えいやこらさ

子どものころ祖母から聞いた話。

ある日バスに乗っていたら、運転手が
「えいやこらさ、えいやこらさ」
とかけ声みたいに歌い出した。

小声だったので乗客は誰も気にとめず、祖母も「景気付けに鼻歌でも歌ってるんだな」ぐらいに思ったそう。

ところが運転手の「えいやこらさ」がだんだん大きくなっていく。
乗客もみんな気付いて、祖母も何か変だなと思い始めたらしい。

そしたら次の瞬間、運転手は降りる人がいるのに無視して「えいやこらさ、えいやこらさ」と大声で歌いながらバス停の前を素通りし、そのまま走り続けた。

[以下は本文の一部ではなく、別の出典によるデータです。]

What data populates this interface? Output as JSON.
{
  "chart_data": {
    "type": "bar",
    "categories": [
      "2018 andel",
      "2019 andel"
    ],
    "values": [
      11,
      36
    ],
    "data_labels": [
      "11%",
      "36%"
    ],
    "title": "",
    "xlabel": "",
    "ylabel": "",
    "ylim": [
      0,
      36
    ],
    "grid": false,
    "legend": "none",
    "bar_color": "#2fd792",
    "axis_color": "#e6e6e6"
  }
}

流石にみんなびっくりして、一瞬シーンとなったあと車内は騒然となったんだけどバスはすごい速さで走ったまま。
運転手はその間もずっと「えいやこらさ、えいやこらさ」。

最後は男の乗客が運転手の脚を無理やり押さえてブレーキを踏ませ、なんとかバスは停車した。
幸い事故にはならなかったらしい。

祖母が言うには、運転手さんは気が狂ってたんだろうって。

この話を聞いて以来、バス運転手の目つきがおかしかったり運転手が急に歌い始めたりするとちょっと不安になります。
さっき乗ったバスの運転手がアニソンみたいのを歌っていて、この話を思い出したので投稿してみました。